Dns mutant cells display a hyperaggregation phenotype. Cells were grown in minimal medium without shaking for up to 1 week and then gently mixed to visualize aggregation. Only strains lacking dns (i.e., dns and xds-dns) showed an aggregation phenotype.

FIG 8

The dns mutant is hypertransformable. Strains ES114, dns (KV8807), xds (KV8811), xds-dns (KV8865), and dns⁺ (KV10274) carrying a tfoX expression plasmid with either kanamycin (A) or chloramphenicol resistance (B) were grown at 28°C with shaking in TMM to an OD₆₀₀ of approximately 0.5. Aliquots of each culture were exposed to purified DNA containing an antibiotic resistance marker. Cells were plated on selective media, transformants were counted to estimate transformation frequency, and an ANOVA test was performed assuming normal distribution. Dotted lines indicate limit of detection. *, P < 0.05; **, P < 0.005; ****, P < 0.00005; ns, not significant.

FIG 9

Single-strain squid colonization. (A) Closed squares, closed triangles, and open circles represent bioluminescence emission per squid infected with either xds, dns, or the wild-type strain ES114, respectively. Red lines represent average relative light units (RLU) per squid over the 48-h time period. The number of colonized squid was determined by comparing RLU emission between aposymbiotic squid and the test strains. (B) Nuclease is not required for normal growth or luminescence in culture.
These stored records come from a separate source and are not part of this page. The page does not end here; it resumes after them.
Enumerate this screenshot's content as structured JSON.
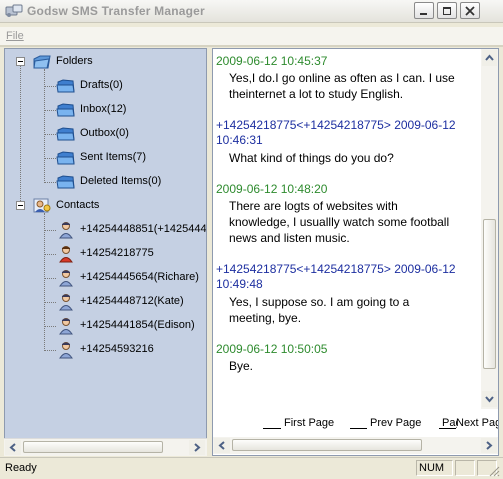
{
  "window": {
    "title": "Godsw SMS Transfer Manager"
  },
  "menu": {
    "items": [
      {
        "label": "File"
      }
    ]
  },
  "tree": {
    "folders": {
      "label": "Folders",
      "items": [
        {
          "label": "Drafts(0)"
        },
        {
          "label": "Inbox(12)"
        },
        {
          "label": "Outbox(0)"
        },
        {
          "label": "Sent Items(7)"
        },
        {
          "label": "Deleted Items(0)"
        }
      ]
    },
    "contacts": {
      "label": "Contacts",
      "items": [
        {
          "label": "+14254448851(+1425444"
        },
        {
          "label": "+14254218775"
        },
        {
          "label": "+14254445654(Richare)"
        },
        {
          "label": "+14254448712(Kate)"
        },
        {
          "label": "+14254441854(Edison)"
        },
        {
          "label": "+14254593216"
        }
      ]
    }
  },
  "messages": [
    {
      "header": "2009-06-12 10:45:37",
      "header_lines": [
        "2009-06-12 10:45:37"
      ],
      "color": "#2e8b2e",
      "body_lines": [
        "Yes,I do.I go online as often as I can. I use",
        "theinternet a lot to study English."
      ]
    },
    {
      "header": "+14254218775<+14254218775> 2009-06-12 10:46:31",
      "header_lines": [
        "+14254218775<+14254218775> 2009-06-12",
        "10:46:31"
      ],
      "color": "#1d2fa0",
      "body_lines": [
        "What kind of things do you do?"
      ]
    },
    {
      "header": "2009-06-12 10:48:20",
      "header_lines": [
        "2009-06-12 10:48:20"
      ],
      "color": "#2e8b2e",
      "body_lines": [
        "There are logts of websites with",
        "knowledge, I usuallly watch some football",
        "news and listen music."
      ]
    },
    {
      "header": "+14254218775<+14254218775> 2009-06-12 10:49:48",
      "header_lines": [
        "+14254218775<+14254218775> 2009-06-12",
        "10:49:48"
      ],
      "color": "#1d2fa0",
      "body_lines": [
        "Yes, I suppose so. I am going to a",
        "meeting, bye."
      ]
    },
    {
      "header": "2009-06-12 10:50:05",
      "header_lines": [
        "2009-06-12 10:50:05"
      ],
      "color": "#2e8b2e",
      "body_lines": [
        "Bye."
      ]
    }
  ],
  "pager": {
    "first": "First Page",
    "prev": "Prev Page",
    "page": "Page",
    "next": "Next Page"
  },
  "status": {
    "ready": "Ready",
    "num": "NUM"
  },
  "icons": {
    "app": "sms-transfer-icon",
    "folder": "folder-icon",
    "contacts": "contacts-icon",
    "contact": "person-icon",
    "minimize": "minimize-icon",
    "maximize": "maximize-icon",
    "close": "close-icon"
  }
}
All results shown are typical for three independent trials.

FIG 10

Nucleases are required for optimal squid colonization. Juvenile squid were exposed to an inoculum containing a 1:1 ratio of wild-type V. fischeri and either the xds (A) or dns (B) mutant. At 48 h postinfection, the ratio of mutant to wild-type bacteria in each light organ was assessed by plating squid light organs. The results are expressed as the relative competitive index (RCI). An RCI above 1.0 indicates that the mutant was dominant. These results are representative of three separate trials.